Di Matteo Forciniti

Dopo il progetto preliminare per la costruzione del nuovo consolato di Montevideo viene il tempo dell'attesa con la fase esecutiva volto a scegliere lo studio di architettura per preparare l'opera. 

La burocrazia però ha i suoi tempi e si scontra con le necessità della propaganda che ha bisogno di azioni immediate e non può permettersi il lusso di aspettare tre anni.

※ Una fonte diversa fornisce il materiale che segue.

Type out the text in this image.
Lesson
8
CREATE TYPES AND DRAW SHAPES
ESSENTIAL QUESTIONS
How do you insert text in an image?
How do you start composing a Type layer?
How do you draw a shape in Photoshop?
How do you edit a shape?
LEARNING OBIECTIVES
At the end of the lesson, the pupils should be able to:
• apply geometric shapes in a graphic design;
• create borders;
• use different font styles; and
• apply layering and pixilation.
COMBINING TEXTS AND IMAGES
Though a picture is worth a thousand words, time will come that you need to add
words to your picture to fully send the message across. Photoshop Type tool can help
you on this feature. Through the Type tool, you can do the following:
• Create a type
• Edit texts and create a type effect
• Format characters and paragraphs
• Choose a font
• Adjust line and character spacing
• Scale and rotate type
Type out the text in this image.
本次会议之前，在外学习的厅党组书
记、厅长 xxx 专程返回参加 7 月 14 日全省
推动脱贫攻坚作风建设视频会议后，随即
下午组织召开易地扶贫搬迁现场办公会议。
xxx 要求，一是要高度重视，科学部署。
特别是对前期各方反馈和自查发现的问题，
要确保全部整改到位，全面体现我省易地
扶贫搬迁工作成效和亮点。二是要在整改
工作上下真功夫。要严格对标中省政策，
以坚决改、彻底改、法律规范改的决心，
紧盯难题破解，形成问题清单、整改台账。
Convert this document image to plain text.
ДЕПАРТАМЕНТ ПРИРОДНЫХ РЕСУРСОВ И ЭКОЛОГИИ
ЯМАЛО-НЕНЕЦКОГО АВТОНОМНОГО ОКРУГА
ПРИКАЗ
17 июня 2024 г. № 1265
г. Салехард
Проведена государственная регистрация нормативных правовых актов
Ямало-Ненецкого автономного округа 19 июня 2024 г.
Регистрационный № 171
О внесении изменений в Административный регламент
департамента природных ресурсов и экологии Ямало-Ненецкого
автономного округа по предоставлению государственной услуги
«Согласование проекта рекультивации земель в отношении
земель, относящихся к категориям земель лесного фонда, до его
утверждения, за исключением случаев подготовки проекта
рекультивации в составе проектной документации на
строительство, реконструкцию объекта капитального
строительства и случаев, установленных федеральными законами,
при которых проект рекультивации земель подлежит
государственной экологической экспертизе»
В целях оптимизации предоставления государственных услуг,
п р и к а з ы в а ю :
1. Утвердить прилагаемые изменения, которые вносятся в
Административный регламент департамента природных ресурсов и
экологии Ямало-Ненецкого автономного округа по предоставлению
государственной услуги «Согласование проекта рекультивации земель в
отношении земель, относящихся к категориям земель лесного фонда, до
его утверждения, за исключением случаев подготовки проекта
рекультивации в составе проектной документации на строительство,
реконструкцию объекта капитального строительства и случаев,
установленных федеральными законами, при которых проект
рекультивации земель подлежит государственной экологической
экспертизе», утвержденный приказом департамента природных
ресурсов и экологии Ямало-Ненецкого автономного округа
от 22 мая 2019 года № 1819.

È in questo clima che, all'inizio del 2019, viene deciso di affittare un locale da destinare a uno sportello informativo: una soluzione precaria di emergenza in attesa che si concludano i lavori per la costruzione della faraonica palazzina.

Facendo seguito alle anticipazioni trionfalistiche del sottosegretario agli Esteri Ricardo Merlo, la proposta viene presentata dall'ambasciatore Gianni Piccato nel luglio del 2019 in un incontro alla Casa degli Italiani dove si evince già una contraddizione, una differenza sostanziale di vedute tra il diplomatico e il politico spesso in sintonia. Piccato ammette di essere stato inizialmente contrario alla scelta dell'affitto perché vuole lasciare dove sono i servizi di cittadinanza e passaporto che così vengono esclusi dal nuovo e polemico ufficio su cui si sprecano le interpretazioni: per lui è una sobria "decentralizzazione", per Merlo si tratta invece di un più trionfale "ampliamento". Chi mente tra i due?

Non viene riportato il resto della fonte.